Netanyahu, the night before [Aug. 2], announced on Israeli television an ostensible pullback of troops in certain areas; in an understated version of the no-compromise position, he declared, “We promised to return the quiet to Israel’s citizens, and we will continue to act until that aim is achieved. We will take as much time as necessary, and will EXERT AS MUCH FORCE AS NEEDED.” (my caps.) There will be no negotiated settlement. The damage will be done, Israel maintaining its right to flex its muscle power at will, as in the now-current phrase, “cutting the grass,” to signify periodic offensive operations in the Territories to keep Palestinians underfoot and locked into permanent subjugation. Meanwhile, children die, whether by bombs, inadequate nourishment, or loneliness, their parents taken from them in a world that doesn’t care.
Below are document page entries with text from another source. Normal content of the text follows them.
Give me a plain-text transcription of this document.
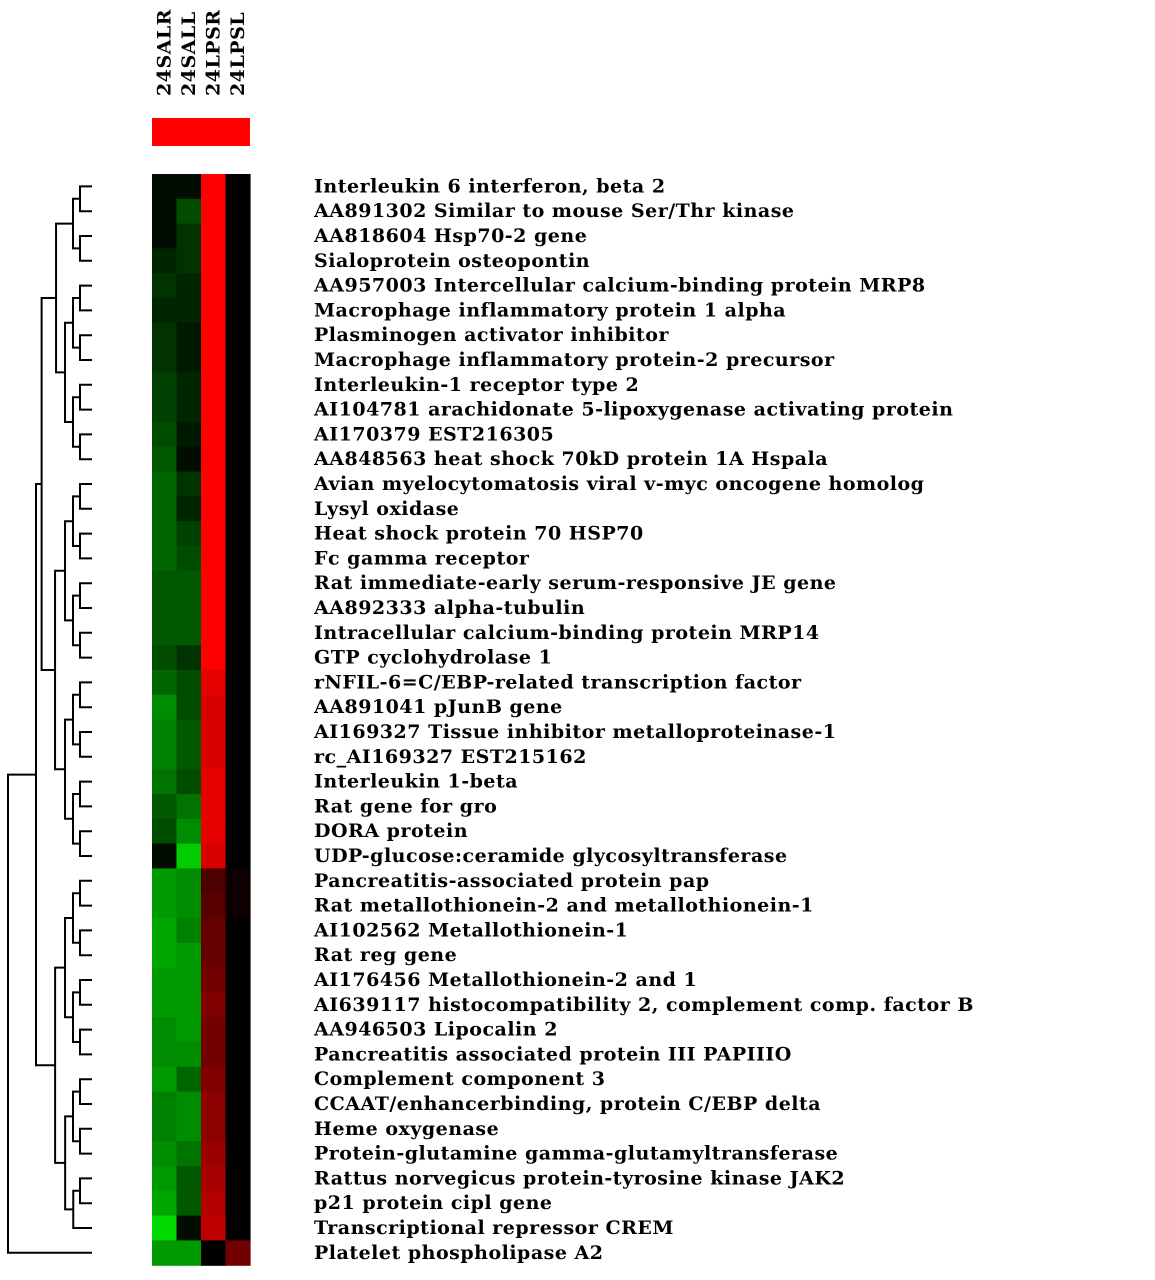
24SALR 24SALL 24LPSR 24LPSL
Interleukin 6 interferon, beta 2
AA891302 Similar to mouse Ser/Thr kinase
AA818604 Hsp70-2 gene
Sialoprotein osteopontin
AA957003 Intercellular calcium-binding protein MRP8
Macrophage inflammatory protein 1 alpha
Plasminogen activator inhibitor
Macrophage inflammatory protein-2 precursor
Interleukin-1 receptor type 2
AI104781 arachidonate 5-lipoxygenase activating protein
AI170379 EST216305
AA848563 heat shock 70kD protein 1A Hspala
Avian myelocytomatosis viral v-myc oncogene homolog
Lysyl oxidase
Heat shock protein 70 HSP70
Fc gamma receptor
Rat immediate-early serum-responsive JE gene
AA892333 alpha-tubulin
Intracellular calcium-binding protein MRP14
GTP cyclohydrolase 1
rNFIL-6=C/EBP-related transcription factor
AA891041 pJunB gene
AI169327 Tissue inhibitor metalloproteinase-1
rc_AI169327 EST215162
Interleukin 1-beta
Rat gene for gro
DORA protein
UDP-glucose:ceramide glycosyltransferase
Pancreatitis-associated protein pap
Rat metallothionein-2 and metallothionein-1
AI102562 Metallothionein-1
Rat reg gene
AI176456 Metallothionein-2 and 1
AI639117 histocompatibility 2, complement comp. factor B
AA946503 Lipocalin 2
Pancreatitis associated protein III PAPIIIO
Complement component 3
CCAAT/enhancerbinding, protein C/EBP delta
Heme oxygenase
Protein-glutamine gamma-glutamyltransferase
Rattus norvegicus protein-tyrosine kinase JAK2
p21 protein cipl gene
Transcriptional repressor CREM
Platelet phospholipase A2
My New York Times Comment to Steven Erlanger and Jodi Rudoren’s article, “Gaza Operation to Last as Long as Needed,” (Aug. 2), which began the recent round of reports on Gaza, follows—except that it will no longer be found in the Comments section, having been deleted presumably because a reader found it objectionable (I entered a complaint to the Public Editor):

“[We] will exert as much force as needed.” This, despite leaving Gaza already a wasteland of rubble, having also attacked hospitals, power plants, UN shelter/schools, mosques–scenes reminiscent of World War 2 and possibly worse. Yet world Jewry applauds the war crimes of Israel, unable to see how much Israeli war lust defames, sullies, makes a mockery of Judaism itself, which over the last 150 years has been in the vanguard of human rights.

The real “self-hating” Jew is the Israeli, who blindly and bluntly tears apart the sublime ethics of Jewish philosophy. Israel hides behind Judaism to commit war crimes. It doesn’t get uglier than that. The Gaza invasion is GENOCIDE.